Metabolic and Deficiency Disease # 4. Dystrophic Diseases:
The three chief dystrophic diseases of the skeleton in animals are:
2. Osteomalacia and
3. Osteodystrophic fibrosa or Osteoporosis or Osteofibrosis.
Rickets, a dystrophy of the young, is a well recognised pathological entity. Osteomalacia is, in short, adult rickets and as in the case of rickets, is characterised by the presence of excessive amount of Osteoid tissue. The formation of osteoid tissue represents a stage in bone formation which is normally followed by lime salt impregnation. In rickets and Osteomalacia, the deposition of calcium salt is defective and so bone formation is arrested at the stage of Osteoid tissue.
In rickets, osteoid tissue is prominent at the epiphysis of long bones. In osteomalacia, it makes its appearance in the diaphysis of the bones. It is not evident at the epiphysial junction because at the age when the osteomalacia occurs, growth of bone at the epiphysis has ceased and the junction has undergone ossification, as bone formation from the periosteum is more or less continuous throughout life.
Osteoid tissue becomes prominent along the shaft under the periosteum. Osteoid tissue also makes its appearance in isolated areas within the bone. Apart from defective bone formation and the consequent accumulation of osteoid tissue which occurs in osteomalacia, there occurs side by side with it atrophy of bone or osteoporosis. Osteoporosis occurs whenever there is an excessive drain on the mineral reserves in the skeleton and is the result of lime salt resorption.
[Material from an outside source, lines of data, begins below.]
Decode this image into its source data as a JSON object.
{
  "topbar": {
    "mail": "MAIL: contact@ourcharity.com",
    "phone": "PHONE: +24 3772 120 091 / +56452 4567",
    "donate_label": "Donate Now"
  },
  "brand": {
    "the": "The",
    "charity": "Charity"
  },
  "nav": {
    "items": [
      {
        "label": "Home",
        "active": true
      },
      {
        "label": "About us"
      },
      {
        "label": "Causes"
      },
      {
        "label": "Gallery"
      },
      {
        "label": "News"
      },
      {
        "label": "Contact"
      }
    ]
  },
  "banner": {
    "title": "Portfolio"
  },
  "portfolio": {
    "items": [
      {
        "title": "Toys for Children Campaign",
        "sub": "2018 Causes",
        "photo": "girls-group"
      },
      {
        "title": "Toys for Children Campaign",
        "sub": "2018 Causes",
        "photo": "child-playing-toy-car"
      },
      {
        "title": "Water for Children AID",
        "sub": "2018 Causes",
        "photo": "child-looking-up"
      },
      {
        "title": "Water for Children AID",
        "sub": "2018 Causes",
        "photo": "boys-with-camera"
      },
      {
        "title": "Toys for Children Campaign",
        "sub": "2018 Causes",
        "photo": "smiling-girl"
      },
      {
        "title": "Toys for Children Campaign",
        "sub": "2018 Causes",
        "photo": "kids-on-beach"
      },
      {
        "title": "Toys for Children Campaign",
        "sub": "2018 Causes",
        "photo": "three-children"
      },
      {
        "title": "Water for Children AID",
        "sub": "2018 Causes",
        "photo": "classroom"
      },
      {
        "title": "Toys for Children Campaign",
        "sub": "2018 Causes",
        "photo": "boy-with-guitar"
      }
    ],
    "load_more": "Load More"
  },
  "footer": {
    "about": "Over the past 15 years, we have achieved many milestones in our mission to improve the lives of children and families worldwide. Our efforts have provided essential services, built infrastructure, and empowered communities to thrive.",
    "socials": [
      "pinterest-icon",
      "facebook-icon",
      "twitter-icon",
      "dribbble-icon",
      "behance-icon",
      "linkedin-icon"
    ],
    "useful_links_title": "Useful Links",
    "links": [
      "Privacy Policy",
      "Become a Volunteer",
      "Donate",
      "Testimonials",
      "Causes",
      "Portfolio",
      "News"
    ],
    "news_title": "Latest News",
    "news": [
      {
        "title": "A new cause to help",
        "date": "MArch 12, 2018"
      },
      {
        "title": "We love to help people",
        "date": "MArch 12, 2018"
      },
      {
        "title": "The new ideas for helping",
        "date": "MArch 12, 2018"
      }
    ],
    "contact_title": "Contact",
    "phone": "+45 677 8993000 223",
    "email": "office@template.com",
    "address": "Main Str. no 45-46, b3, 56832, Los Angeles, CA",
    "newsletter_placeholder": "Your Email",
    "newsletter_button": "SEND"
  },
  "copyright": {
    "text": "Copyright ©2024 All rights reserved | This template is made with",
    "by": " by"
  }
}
Metabolic and Deficiency Disease # 5. Osteodystrophia fibrosa, Osteofibrosis or Osteoporosis:
This is a condition of adult animals in which first lime salts are removed from the bones, later becoming soft and secondly the bones of certain parts become enlarged. The bone tissue becomes replaced by osteoid tissue or fibroid tissue. This disease is met with a varying degree in different parts of the body. It is common in certain parts of Africa, Europe and in Australia. India and Sri Lanka. The disease affects not only equines but also cattle, goats, dogs and even wild animals such as bears and monkeys kept in confinement.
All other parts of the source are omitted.